4. Verweerder heeft zich op het standpunt gesteld dat de terugvordering heeft plaatsgevonden zoals beschreven in artikel 58, eerste lid, van de PW. In het vijfde lid van dit artikel staat de grondslag om ook de betaalde loonbelasting en de premies volksverzekering verbonden aan de verstrekte bijstand te kunnen terugvorderen. Verweerder volgt de voorgeschreven rekenregels van de Belastingdienst. Hieruit volgt dat een bruteringspercentage van 57,60 gehanteerd dient te worden. Dit is in het geval van eiser ook gebeurd. Voorts heeft verweerder vermeld dat de aan eiser verstrekte bijzondere bijstand wel belast is omdat het gaat over een niet bestedingsgebonden uitkering bedoeld om in de algemene kosten van bestaan te voorzien. Het karakter is daarmee hetzelfde als algemene bijstand. Daarom is deze ook belast. Dit vindt steun in de regels die de Belastingdienst hanteert. Dat de bijzondere bijstand in het geval van eiser belast is volgt ook uit de uitkeringsadministratie. Er is dan ook terecht besloten tot terugvordering van de bruto kosten van de (bijzondere) bijstand.

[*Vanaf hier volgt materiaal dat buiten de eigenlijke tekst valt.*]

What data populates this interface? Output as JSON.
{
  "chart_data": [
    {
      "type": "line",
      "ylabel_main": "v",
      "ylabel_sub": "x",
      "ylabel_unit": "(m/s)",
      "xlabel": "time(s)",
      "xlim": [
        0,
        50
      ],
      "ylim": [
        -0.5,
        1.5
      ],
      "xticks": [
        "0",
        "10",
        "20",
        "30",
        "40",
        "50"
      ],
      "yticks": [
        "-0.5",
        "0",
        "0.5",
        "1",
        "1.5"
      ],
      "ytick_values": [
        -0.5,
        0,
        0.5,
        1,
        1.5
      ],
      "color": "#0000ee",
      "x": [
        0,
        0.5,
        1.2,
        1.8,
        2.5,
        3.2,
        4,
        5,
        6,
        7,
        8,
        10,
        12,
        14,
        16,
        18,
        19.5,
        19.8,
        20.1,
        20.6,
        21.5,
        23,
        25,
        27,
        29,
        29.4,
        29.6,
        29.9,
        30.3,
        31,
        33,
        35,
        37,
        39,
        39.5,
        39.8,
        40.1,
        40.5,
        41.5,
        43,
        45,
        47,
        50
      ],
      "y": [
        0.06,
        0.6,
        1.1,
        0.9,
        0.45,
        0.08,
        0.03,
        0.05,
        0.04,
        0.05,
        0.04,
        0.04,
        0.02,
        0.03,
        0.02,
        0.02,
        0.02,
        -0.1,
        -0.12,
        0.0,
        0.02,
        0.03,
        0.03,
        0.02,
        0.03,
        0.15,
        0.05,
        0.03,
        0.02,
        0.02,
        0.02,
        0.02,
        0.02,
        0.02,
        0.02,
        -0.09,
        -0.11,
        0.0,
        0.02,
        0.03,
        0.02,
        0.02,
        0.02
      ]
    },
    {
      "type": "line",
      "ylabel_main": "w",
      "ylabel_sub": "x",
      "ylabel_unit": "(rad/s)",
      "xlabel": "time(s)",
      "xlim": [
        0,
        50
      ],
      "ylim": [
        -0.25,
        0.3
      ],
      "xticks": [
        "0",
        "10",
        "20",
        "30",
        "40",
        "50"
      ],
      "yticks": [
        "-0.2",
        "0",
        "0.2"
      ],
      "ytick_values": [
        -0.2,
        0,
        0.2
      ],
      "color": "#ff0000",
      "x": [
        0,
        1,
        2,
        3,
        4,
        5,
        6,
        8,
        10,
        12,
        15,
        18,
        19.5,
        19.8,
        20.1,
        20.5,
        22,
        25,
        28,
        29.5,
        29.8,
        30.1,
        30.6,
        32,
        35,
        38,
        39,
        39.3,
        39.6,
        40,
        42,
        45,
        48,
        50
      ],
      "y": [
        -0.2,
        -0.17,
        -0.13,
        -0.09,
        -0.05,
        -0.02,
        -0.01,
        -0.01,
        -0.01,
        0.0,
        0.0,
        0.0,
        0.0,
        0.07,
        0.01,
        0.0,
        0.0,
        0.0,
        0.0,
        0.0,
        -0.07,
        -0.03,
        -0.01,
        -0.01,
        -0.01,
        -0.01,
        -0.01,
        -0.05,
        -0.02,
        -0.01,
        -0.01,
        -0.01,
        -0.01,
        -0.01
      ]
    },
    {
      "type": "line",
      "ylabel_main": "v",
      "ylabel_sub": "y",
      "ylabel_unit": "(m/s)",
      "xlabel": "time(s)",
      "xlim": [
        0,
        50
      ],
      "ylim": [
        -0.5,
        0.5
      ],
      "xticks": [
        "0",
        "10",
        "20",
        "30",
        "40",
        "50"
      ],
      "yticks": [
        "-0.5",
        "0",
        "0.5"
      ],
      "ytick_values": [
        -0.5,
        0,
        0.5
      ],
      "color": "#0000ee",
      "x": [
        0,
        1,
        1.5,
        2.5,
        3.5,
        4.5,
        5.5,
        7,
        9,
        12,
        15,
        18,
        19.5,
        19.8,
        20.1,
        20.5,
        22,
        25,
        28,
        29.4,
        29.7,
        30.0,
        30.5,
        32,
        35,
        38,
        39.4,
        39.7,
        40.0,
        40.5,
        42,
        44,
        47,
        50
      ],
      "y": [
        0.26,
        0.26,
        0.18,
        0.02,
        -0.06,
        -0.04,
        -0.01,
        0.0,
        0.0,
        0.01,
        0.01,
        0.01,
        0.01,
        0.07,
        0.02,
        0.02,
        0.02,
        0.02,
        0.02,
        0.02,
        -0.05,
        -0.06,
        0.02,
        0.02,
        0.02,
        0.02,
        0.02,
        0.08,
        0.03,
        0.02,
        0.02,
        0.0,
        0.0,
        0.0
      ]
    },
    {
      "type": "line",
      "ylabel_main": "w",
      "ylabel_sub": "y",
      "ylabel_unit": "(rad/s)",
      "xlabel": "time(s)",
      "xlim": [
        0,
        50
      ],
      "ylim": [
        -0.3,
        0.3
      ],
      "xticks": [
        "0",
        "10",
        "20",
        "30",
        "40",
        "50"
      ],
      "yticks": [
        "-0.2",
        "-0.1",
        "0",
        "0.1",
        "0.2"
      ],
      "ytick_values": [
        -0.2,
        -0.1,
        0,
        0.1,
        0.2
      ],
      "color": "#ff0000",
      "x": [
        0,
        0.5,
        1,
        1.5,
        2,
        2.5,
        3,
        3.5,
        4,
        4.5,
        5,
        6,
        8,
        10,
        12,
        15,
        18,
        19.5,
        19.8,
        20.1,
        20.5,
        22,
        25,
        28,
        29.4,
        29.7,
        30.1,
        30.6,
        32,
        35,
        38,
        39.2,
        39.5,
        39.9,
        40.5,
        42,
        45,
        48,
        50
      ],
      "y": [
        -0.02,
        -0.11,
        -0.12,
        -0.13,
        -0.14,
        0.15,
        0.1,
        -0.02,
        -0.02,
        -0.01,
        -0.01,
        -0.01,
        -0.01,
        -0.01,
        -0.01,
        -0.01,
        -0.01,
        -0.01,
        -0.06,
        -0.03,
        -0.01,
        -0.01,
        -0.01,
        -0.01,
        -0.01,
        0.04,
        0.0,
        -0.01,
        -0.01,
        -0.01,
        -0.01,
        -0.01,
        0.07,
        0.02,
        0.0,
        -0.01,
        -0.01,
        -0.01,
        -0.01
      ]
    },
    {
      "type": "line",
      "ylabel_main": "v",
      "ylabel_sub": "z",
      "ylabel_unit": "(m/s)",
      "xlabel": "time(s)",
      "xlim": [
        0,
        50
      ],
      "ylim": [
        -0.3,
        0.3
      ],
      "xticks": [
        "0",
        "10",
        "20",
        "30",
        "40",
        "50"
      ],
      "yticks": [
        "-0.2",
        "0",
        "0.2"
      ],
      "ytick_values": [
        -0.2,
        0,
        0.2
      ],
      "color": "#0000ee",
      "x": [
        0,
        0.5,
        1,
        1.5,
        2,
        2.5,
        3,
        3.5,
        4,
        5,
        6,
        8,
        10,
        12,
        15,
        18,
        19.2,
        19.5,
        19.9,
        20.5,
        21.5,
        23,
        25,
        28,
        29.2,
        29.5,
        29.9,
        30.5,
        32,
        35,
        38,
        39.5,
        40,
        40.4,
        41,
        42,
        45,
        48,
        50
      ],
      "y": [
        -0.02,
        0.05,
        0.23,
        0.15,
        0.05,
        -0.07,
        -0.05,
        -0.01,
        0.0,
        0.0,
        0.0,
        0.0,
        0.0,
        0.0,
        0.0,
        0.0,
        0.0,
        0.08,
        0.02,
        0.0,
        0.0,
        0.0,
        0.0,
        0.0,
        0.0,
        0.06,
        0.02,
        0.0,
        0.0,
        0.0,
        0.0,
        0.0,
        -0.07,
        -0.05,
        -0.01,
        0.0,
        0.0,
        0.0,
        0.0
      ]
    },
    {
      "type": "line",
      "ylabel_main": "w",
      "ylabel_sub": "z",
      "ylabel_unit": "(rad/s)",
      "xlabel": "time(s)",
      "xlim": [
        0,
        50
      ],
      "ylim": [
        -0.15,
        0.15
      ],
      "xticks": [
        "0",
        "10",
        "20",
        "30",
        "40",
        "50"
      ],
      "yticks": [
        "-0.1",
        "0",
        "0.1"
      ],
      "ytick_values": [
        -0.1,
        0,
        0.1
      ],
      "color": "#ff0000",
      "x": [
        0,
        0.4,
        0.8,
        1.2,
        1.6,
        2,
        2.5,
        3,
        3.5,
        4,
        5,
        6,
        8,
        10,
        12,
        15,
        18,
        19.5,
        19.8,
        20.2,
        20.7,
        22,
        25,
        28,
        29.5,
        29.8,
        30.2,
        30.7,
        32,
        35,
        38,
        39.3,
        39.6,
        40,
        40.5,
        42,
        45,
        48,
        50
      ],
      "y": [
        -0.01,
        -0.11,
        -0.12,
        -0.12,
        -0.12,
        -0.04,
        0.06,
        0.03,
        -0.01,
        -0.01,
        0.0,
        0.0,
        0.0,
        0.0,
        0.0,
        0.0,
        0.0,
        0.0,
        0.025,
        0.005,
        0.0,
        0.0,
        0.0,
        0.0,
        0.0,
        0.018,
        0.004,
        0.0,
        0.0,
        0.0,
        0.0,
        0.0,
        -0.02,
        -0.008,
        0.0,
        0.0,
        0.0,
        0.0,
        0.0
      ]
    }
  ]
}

5. Gelet op de standpunten van eiser zoals toegelicht in beroep is thans enkel nog de terugvordering in geschil. Daarbij dienen de vragen te worden beantwoord of verweerder de terugvordering terecht heeft gebruteerd en zo ja, of dit op de juiste wijze heeft plaatsgevonden.
6. Verweerder heeft de terugvordering naar het oordeel van de rechtbank terecht gebruteerd. Verweerder kan daarnaast worden gevolgd in zijn standpunt dat de bijzondere bijstand belast is verstrekt, zodat ook deze terecht is gebruteerd. Dit is ook door eiser niet meer weersproken. Er is voorts geen aanleiding om aan de juistheid van de berekening te twijfelen. De door eiser overgelegde rapportage leidt hiertoe niet, reeds omdat niet is gebleken is dat sprake is van gelijke gevallen. Dringende redenen als bedoeld in artikel 58, achtste lid, van de PW doen zich verder alleen voor als de terugvordering onaanvaardbare sociale en/of financiële gevolgen voor de betrokkene heeft. Het moet dan gaan om gevallen waarin iets bijzonders en uitzonderlijks aan de hand is. In die gevallen zal een individuele afweging van alle relevante omstandigheden moeten plaatsvinden. Degene die zich beroept op dringende redenen, moet die redenen aannemelijk maken. Wat eiser heeft aangevoerd levert geen dringende reden op om geheel of gedeeltelijk van terugvordering af te zien. Niet gebleken is dat hij als gevolg van de terugvordering in een onaanvaardbare situatie terecht is gekomen.
7. Het voorgaande leidt ertoe dat het beroep ongegrond is. Er is geen aanleiding voor een proceskostenveroordeling.